Early Stopping#

Yggdrasil’s Gradient Boosted Tree learners use early stopping to prevent overfitting. This page offers an overview of the configuration of early stopping and tradeoffs to consider.

At a high level, early stopping is a common ML technique to evaluate a model’s current performance against a valuation dataset during training. In the case of GBTs, the learner adds one (or multiple) trees with each iteration until the model contains the requested number of trees. With early stopping, the learner periodically (e.g., at the end of each iteration) computes a validation loss at the end of each iteration, which is the model’s loss on the validation dataset. Based on the validation loss, the learner may decide to include fewer trees than requested in the final model1.

Early stopping modes#

Yggdrasil’s early stopping is configured through the gradient_boosted_trees.proto. Yggdrasil supports three modes for early stopping, configured through the early_stopping option:

  • NONE: No early stopping is used.
    If the dataset is very small or if overfitting is unlikely, disabling early stopping is a sensible choice.

  • VALIDATION_LOSS_INCREASE: Stops the training when the validation loss stops decreasing.
    More precisely, and to account for potential training noise (the validation loss can decrease, increase and then decrease again), training stops if the smallest (best) validation loss was observed more than early_stopping_num_trees_look_ahead trees/ training iterations ago.

  • MIN_VALIDATION_LOSS_ON_FULL_MODEL: Trains all the “num_trees”, and then select the subset \([1,..,k]\) of trees that minimizes the validation loss.
    This solution is can lead to better models than VALIDATION_LOSS_INCREASE, but it is more expensive as all the trees are always trained

Additional options#

Lookahead#

In mode VALIDATION_LOSS_INCREASE, the learner stops training when it is confident that additional trees will no longer decrease the validation loss. Parameter early_stopping_num_trees_look_ahead controls how many trees the learner will compute to see if they reduce the validation loss.

The default value is 30. Parameter early_stopping_num_trees_look_ahead should be increased if the learner is suspected to trigger early stopping prematurely, but it mildly increases the running time of the algorithm and results in larger models

Start iteration#

Sometimes, the first few training iterations of training is noisy, and the validation loss oscillates. To avoid triggering it by accident, early stopping is disabled during the first early_stopping_initial_iteration iterations.

During the first few iterations of the learner, the model can still be very noisy, with the validation loss making surprising jumps. Parameter early_stopping_initial_iteration controls how many of the first iterations will be skipped when computing the validation loss.

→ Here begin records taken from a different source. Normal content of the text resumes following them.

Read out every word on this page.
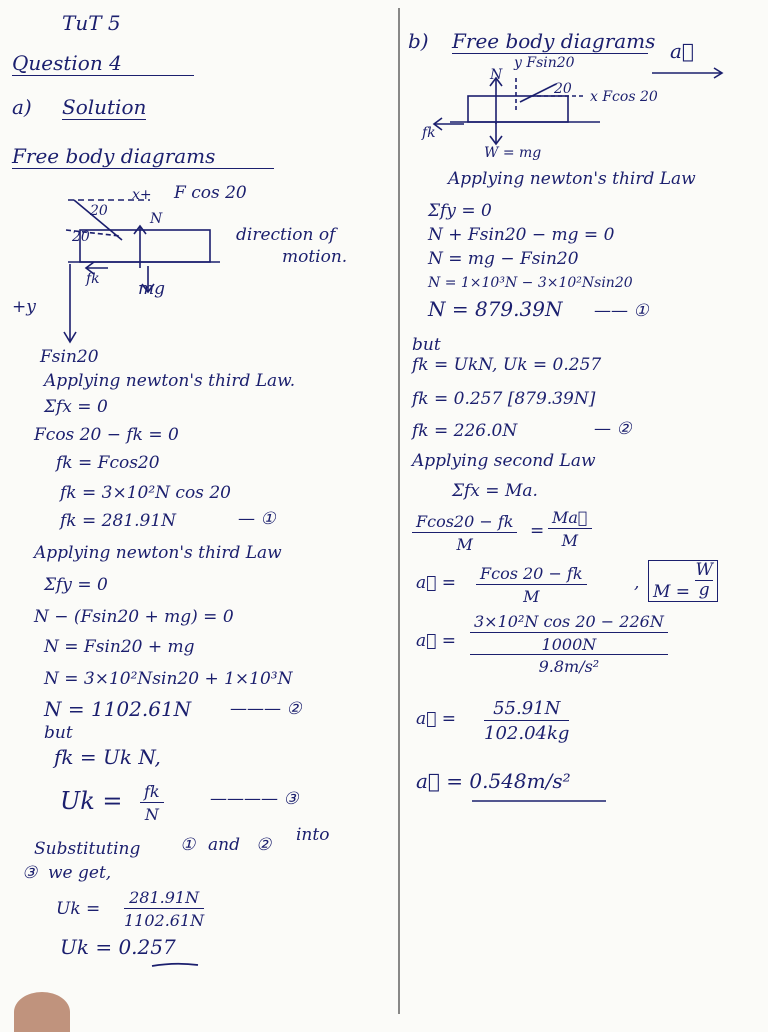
TuT 5
Question 4
a) Solution
Free body diagrams
x+ F cos 20
20
20
N
fk mg
+y
Fsin20
direction of
motion.
Applying newton's third Law.
Σfx = 0
Fcos 20 − fk = 0
fk = Fcos20
fk = 3×10²N cos 20
fk = 281.91N	— ①
Applying newton's third Law
Σfy = 0
N − (Fsin20 + mg) = 0
N = Fsin20 + mg
N = 3×10²Nsin20 + 1×10³N
N = 1102.61N ——— ②
but
fk = Uk N,
$Uk = \frac{fk}{N}$	———— ③
Substituting ① and ② into
③ we get,
$Uk = \frac{281.91N}{1102.61N}$
Uk = 0.257
b) Free body diagrams a⃗
N
y Fsin20
20 x Fcos 20
fk
W = mg
Applying newton's third Law
Σfy = 0
N + Fsin20 − mg = 0
N = mg − Fsin20
N = 1×10³N − 3×10²Nsin20
N = 879.39N —— ①
but
fk = UkN, Uk = 0.257
fk = 0.257 [879.39N]
fk = 226.0N	— ②
Applying second Law
Σfx = Ma.
$\frac{Fcos20 - fk}{M} = \frac{Ma⃗}{M}$
a⃗ = $\frac{Fcos 20 - fk}{M}$	, $M = \frac{W}{g}$
a⃗ =
3×10²N cos 20 − 226N
1000N
9.8m/s²
a⃗ = $\frac{55.91N}{102.04kg}$
a⃗ = 0.548m/s²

The default value is 1. Parameter early_stopping_initial_iteration should be increased if the learner is suspected to trigger early stopping prematurely, but it mildly increases the running time of the algorithm and results in larger models.

Validation dataset#

The validation dataset is picked uniformly at random from the training dataset. The proportion of the validation dataset is controlled with the parameter validation_set_ratio. The default value is 0.1 that is, the learner will use 10% of the input dataset to form the validation dataset. For small or highly imbalanced datasets, the validation dataset should be small or early stopping disabled.

The split between training and validation datasets can be controlled more precisely with validation_set_group_feature. The value of this parameter should be the name of a feature or a regular expression resolving to one or more feature names. Two examples with the same feature value(s) as specified by validation_set_group_feature cannot be on different sides of the training/validation split. This is useful to ensure that highly correlated examples always land on the same side of the split.

Validation interval#

The learner evaluates the model on the validation set at every validation_interval_in_trees trees. Increasing this value will improve the algorithm’s speed and might lead to slightly worse / larger models.


1

Note that, despite its name, early stopping may still allow the learner compute all requested trees and only prune the model afterward.